Taking Stock of Public Health in the Northwest

aaron.jpg I'm writing this note on Rosh Hashana, the Jewish New Year. Like all new years, Rosh Hashana is a time to reflect, take stock of the days past, and voice hope for the days ahead. This issue of Northwest Public Health does just that, with stories that give a sense of the health of public health in each of the six states and Indian country in our region. Taking stock is a good, but all too often rare, activity … our busy lives and demanding organizations offer little space to consider the wisdom of our decisions. The result is often misplaced priorities and misguided actions.

The stories you'll find in this issue, however, paint a picture of a field that has and continues to ponder its role, responsibilities, and programs in improving population health and well-being. (Is this propensity toward self-reflection in public health because its professionals are naturally introspective or a necessity forced by its status as the "poor stepchild" of the health system?) Consider Alaska, where tribal health authorities are no longer being viewed as separate and distinct, but as key to building a stronger public health system (Saylor). Or look at Wyoming, where public health is giving increased attention to older adult services in the face of projections that it is to become the "oldest" state in the nation (Morrow).

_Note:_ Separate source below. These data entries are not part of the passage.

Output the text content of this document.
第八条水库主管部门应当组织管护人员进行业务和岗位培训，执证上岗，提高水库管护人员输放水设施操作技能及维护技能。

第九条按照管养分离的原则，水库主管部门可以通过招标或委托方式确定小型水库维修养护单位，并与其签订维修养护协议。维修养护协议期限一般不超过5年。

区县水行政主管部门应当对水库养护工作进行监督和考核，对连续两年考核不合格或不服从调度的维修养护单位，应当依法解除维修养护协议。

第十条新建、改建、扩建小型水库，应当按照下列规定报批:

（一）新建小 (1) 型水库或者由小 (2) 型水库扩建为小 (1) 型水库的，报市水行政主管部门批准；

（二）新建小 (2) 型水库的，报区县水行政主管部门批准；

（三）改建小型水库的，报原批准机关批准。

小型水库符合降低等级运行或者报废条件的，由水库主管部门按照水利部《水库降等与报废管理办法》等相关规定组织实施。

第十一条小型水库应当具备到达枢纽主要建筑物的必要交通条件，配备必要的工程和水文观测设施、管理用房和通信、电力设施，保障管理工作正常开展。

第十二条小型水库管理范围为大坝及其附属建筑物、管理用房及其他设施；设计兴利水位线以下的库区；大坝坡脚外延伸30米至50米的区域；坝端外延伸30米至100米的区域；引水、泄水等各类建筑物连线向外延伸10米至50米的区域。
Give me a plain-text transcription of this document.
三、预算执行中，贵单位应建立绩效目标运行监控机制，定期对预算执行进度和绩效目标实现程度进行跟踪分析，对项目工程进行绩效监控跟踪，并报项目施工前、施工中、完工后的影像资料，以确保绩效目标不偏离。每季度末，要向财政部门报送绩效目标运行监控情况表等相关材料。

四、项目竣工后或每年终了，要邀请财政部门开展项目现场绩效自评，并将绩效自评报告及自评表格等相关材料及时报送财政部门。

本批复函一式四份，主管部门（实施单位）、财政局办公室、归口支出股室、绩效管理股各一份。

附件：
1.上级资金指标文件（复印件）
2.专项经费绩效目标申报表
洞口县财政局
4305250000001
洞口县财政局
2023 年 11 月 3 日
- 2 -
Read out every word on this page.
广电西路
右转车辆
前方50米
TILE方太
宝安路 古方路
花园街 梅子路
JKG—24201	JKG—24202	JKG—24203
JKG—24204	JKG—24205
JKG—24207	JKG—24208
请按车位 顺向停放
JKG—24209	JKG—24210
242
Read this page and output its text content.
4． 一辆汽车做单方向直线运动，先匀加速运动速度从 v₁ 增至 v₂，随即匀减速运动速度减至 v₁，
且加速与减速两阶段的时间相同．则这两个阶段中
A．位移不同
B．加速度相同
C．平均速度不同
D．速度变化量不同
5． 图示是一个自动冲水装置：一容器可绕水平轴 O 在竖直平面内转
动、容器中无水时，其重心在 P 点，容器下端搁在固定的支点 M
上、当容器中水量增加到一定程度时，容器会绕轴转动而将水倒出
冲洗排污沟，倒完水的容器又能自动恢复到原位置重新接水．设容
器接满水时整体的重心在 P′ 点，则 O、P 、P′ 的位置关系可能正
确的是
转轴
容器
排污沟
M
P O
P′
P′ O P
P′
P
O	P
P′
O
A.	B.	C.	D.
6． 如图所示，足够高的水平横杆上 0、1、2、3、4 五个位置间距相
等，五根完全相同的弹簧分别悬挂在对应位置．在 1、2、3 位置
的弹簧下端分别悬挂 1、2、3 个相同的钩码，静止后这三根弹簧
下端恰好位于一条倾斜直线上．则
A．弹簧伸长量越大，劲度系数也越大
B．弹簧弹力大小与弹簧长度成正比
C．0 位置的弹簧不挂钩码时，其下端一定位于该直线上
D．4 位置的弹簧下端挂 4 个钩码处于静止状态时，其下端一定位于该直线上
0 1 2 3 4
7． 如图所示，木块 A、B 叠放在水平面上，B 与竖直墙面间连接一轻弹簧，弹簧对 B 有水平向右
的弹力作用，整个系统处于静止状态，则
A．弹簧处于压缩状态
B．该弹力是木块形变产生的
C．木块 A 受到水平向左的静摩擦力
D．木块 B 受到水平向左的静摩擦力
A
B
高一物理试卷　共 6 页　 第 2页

In his Viewpoint essay, Paul Wiesner recounts a slice of public health's history when public health nurses proudly made home and community visits and ministered to the sick, and wonders whether the current emphasis on "system improvement" will be as satisfying as those good old days. As if in answer, the reports from Idaho (Juntunen, Welcker, and Moehrle), Montana (Dunwell, et al.), and Oregon (Rink) convey an excitement for the "new" public health that works through partnerships and coalitions that extend its ability to improve health. Likewise, the story from Washington (Van Buren and Adair) is about a successful collaboration among agencies that had not worked much together before.

I'll also take this opportunity to take stock. Last December I stepped down as director of the UW School of Public Health's Health Policy Analysis Program after 15 years. HPAP, as it has fondly been called, has served the health policy community in Washington, the Northwest, and nationally for 30 years with objective information and analysis about key policy issues in public health and medical care. This fall, a committee will deliver a report to Dean Wahl about how the School should strengthen its role in policy—in teaching, research, and service—in response to a strategic planning effort she initiated. At this writing, the report is still in draft form, but it will likely make two points. First, the funding environment for policy analysis has changed considerably, requiring the school to seek new approaches for its health policy work. Second, to strengthen UW's health policy portfolio, dissemination and translation activities need to be better integrated with the research enterprise. The committee will be recommending how this can be done, which will entail changes in how the School deploys and organizes its resources. Although it is likely that the HPAP name will end, I hope its legacy of service to policy makers will continue for years to come.

I trust you will find this issue of Northwest Public Health interesting and useful. As always, we welcome and encourage your comments.